The mind is a powerful thing. When we are repeatedly barraged with negative assaults it ultimately takes a toll on us both mentally and physically, which can ultimately lead to serious health problems. In other words, when bosses yell, employees get sick, at least some of the time.
So, why do bosses yell? The root of the problem seems to be managers who just aren’t ready to manage. A 2011 Career Builder survey found that 26% of managers surveyed admitted not being ready to take on management responsibility and 58% didn’t receive any kind of management training. The fact is we tend to promote people because they are good at what they do and not because they have any kind of management or leadership talent. Essentially, we take our star players, make them coaches, and expect them to channel their talents through those around them.
To make matters worse, we rarely provide these new managers with any kind of real training and support, thus setting them up for failure. So, it’s only natural that when new bosses aren’t able to inspire action and get results, they become frustrated and fall back on using (and often abusing) positional power. This means harsh directives and raised voices. In other words, they yell.

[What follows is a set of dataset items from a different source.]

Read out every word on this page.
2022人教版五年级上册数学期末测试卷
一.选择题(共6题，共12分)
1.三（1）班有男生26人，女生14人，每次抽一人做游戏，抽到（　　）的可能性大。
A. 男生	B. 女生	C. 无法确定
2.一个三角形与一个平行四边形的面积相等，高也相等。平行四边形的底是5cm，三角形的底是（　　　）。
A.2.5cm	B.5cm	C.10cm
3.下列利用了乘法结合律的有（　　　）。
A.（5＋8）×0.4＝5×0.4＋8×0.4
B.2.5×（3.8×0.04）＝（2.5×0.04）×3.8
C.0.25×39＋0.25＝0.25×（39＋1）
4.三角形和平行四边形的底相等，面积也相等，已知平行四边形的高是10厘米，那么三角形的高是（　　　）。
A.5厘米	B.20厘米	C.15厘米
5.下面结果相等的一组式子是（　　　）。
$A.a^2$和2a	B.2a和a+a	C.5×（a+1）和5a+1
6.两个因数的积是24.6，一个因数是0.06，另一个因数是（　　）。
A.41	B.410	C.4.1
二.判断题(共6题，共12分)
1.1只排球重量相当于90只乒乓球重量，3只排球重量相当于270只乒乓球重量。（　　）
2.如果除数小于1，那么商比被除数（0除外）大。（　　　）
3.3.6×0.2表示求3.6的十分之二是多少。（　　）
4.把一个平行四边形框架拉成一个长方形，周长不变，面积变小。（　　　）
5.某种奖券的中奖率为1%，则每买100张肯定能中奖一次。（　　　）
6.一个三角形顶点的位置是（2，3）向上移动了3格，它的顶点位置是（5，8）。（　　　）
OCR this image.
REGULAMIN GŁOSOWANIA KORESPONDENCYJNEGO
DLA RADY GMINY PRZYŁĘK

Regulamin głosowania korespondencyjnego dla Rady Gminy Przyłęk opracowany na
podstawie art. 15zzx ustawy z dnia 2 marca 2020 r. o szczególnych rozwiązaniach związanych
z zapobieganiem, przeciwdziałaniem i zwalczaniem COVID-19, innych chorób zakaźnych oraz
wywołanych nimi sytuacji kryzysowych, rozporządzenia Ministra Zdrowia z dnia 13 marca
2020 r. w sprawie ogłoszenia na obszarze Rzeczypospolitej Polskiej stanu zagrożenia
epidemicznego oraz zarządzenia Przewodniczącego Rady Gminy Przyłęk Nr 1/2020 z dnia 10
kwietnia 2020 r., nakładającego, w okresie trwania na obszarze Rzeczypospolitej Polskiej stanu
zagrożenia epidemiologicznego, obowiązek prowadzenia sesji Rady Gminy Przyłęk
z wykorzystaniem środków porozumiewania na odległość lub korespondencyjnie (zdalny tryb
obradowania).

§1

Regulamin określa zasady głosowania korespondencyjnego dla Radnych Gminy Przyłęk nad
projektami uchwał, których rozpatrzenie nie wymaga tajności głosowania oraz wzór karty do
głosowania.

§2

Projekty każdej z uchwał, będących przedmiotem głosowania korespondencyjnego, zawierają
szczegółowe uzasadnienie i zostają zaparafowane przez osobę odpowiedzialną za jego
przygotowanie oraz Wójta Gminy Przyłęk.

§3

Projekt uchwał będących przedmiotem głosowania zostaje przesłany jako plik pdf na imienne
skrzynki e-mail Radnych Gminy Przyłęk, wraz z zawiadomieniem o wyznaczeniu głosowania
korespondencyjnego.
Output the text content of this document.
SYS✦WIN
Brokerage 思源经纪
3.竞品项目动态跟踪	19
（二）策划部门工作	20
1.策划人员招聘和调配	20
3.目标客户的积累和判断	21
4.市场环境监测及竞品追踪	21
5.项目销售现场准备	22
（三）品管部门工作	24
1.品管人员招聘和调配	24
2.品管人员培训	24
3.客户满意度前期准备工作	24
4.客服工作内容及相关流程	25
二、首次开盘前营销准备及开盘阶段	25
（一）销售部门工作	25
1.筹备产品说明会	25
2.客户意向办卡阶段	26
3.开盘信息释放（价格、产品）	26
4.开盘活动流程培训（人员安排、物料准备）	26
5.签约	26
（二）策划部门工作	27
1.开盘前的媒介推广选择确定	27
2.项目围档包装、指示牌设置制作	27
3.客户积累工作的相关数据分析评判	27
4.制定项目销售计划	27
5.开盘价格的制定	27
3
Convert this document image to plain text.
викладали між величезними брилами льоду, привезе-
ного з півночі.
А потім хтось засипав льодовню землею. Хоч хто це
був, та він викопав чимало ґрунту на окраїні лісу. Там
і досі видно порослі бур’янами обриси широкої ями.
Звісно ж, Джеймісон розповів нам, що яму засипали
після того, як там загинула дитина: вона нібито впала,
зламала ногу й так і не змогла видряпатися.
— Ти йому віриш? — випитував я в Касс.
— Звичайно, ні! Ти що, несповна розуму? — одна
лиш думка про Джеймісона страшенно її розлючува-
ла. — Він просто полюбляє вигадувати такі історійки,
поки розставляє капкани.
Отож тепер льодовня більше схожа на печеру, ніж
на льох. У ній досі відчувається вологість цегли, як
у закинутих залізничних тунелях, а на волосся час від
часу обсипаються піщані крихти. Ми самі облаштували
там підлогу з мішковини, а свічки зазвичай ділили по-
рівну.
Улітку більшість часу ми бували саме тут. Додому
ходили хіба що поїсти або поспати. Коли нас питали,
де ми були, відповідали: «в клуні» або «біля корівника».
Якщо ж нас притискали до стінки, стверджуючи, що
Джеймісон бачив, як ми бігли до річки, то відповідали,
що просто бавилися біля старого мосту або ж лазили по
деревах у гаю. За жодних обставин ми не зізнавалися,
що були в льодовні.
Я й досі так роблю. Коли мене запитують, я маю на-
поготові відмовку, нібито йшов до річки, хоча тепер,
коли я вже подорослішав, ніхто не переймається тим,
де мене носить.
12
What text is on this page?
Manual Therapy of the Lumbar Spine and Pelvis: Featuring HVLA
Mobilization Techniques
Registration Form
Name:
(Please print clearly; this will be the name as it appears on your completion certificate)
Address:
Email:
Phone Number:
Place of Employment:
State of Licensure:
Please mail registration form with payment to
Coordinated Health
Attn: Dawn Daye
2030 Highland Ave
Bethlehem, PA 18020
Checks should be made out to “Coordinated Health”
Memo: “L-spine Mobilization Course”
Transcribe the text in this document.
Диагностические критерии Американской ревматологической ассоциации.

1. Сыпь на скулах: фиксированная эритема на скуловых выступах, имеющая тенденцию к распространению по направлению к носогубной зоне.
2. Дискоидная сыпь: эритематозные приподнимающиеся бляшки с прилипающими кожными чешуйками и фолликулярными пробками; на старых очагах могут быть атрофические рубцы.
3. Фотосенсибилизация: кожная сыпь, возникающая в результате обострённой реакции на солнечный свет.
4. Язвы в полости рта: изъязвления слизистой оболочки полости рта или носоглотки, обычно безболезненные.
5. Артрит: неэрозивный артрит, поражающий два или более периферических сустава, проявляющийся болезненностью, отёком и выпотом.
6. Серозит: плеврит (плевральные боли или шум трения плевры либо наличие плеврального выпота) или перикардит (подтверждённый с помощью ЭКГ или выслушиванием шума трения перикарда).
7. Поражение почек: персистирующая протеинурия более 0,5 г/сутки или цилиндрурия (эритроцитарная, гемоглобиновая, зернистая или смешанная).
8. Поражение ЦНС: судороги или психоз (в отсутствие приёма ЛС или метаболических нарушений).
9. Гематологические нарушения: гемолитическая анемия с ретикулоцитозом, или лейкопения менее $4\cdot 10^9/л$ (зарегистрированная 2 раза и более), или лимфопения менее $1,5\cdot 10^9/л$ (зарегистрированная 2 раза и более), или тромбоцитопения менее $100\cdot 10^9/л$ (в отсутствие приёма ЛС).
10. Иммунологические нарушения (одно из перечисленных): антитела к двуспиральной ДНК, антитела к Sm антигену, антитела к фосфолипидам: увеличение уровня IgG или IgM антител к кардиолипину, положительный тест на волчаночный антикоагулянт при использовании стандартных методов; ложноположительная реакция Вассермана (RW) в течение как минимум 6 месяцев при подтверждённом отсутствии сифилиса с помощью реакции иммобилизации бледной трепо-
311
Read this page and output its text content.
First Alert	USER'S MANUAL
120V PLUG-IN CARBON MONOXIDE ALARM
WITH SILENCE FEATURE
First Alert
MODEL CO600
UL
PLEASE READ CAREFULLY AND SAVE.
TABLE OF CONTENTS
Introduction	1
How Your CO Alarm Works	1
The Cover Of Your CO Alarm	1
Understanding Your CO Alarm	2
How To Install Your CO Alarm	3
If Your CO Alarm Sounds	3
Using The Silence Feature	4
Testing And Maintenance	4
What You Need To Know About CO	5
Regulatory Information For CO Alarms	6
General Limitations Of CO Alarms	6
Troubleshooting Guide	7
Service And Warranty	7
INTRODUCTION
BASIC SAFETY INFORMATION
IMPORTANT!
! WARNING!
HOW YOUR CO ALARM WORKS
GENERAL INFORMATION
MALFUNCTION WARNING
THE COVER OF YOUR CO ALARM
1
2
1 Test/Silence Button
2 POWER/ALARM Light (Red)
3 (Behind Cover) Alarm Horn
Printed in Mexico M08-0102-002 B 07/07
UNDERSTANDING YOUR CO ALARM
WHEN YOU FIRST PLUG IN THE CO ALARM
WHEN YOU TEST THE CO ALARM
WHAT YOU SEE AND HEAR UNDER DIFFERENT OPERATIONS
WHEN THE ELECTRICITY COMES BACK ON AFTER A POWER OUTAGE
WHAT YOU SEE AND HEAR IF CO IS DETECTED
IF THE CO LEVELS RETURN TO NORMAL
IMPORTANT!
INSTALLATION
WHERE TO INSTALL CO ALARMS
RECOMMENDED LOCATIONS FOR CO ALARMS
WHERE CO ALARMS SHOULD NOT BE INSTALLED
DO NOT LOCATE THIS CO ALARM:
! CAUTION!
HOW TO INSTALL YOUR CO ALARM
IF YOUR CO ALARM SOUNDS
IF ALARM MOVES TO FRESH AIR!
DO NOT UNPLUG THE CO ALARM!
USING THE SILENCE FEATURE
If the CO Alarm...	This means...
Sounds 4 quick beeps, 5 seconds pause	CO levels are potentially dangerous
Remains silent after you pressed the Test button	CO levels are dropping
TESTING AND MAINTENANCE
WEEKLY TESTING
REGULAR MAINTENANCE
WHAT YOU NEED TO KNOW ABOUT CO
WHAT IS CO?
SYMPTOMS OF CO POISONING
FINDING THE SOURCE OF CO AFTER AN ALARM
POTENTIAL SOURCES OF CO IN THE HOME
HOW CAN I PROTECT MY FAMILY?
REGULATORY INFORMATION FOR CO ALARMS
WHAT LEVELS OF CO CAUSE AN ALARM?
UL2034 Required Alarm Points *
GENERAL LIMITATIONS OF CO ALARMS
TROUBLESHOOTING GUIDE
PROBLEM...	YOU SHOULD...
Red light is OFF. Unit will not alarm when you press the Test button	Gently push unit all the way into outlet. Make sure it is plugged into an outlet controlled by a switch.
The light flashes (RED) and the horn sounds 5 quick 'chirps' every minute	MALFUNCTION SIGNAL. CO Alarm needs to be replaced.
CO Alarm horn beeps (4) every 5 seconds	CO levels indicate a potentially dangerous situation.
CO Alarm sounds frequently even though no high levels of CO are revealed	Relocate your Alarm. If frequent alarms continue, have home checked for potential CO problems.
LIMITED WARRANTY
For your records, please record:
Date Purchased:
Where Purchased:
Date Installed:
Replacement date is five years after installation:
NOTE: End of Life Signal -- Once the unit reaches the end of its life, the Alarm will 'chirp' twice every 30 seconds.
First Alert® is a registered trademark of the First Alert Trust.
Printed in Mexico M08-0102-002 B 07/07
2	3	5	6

The challenge is how to best deal with the “yelling boss” without getting in trouble. A few tips to consider when dealing with that insufferable yelling boss:
Never Take it Personally: More often than not the yelling boss doesn’t intend their rants to be taken personally. They are likely reacting out of frustration and may not even be aware of how destructive their behavior is or how negatively it may come across to others. Even in those cases where the yelling boss does get personal, the best thing to do is focus on the facts. Remember, you have the ability to create your own reality and it’s up to you to decide whether someone else’s negative attitude takes you down or not. Life is too short to allow the immaturity of others to determine how you feel!
Don’t Take the Bait: Never match the tenor of the yelling boss as this will only result in an unhealthy escalation of emotion. Whenever you match the tone of the yelling boss, you lose because they have effectively lured you into the trap. When you start shouting back you give up any hope of a level playing field because you are now playing by their rules. The best thing you can do is stay calm, refrain from engaging, and just let them burn themselves out!
Be Mindful of Your Purpose: If the yelling boss can’t actually answer the question of “what do you want me to do?” they aren’t managing, they are just venting frustration. In this case, wait until the dust settles before seeking out any resolution. During this time be sure to take a moment, catch your breath, and reflect on the purpose of the upcoming conversation. A common mistake is to go in and lash out as retribution or scold your boss with facts and figures proving you right. This isn’t a meaningful purpose. Be forward thinking. Before you approach your boss, be sure to have some ideas on what you can do to make-up for whatever real or imagined problem that caused the situation and be ready with positive steps for moving forward.
Make no mistake, it’s never easy to be in charge, yet it’s always easy to yell. If you find yourself the victim of a yelling boss, do your best to not take it personally, be sure to avoid getting drawn in, and find a way to ask for positive direction in moving forward.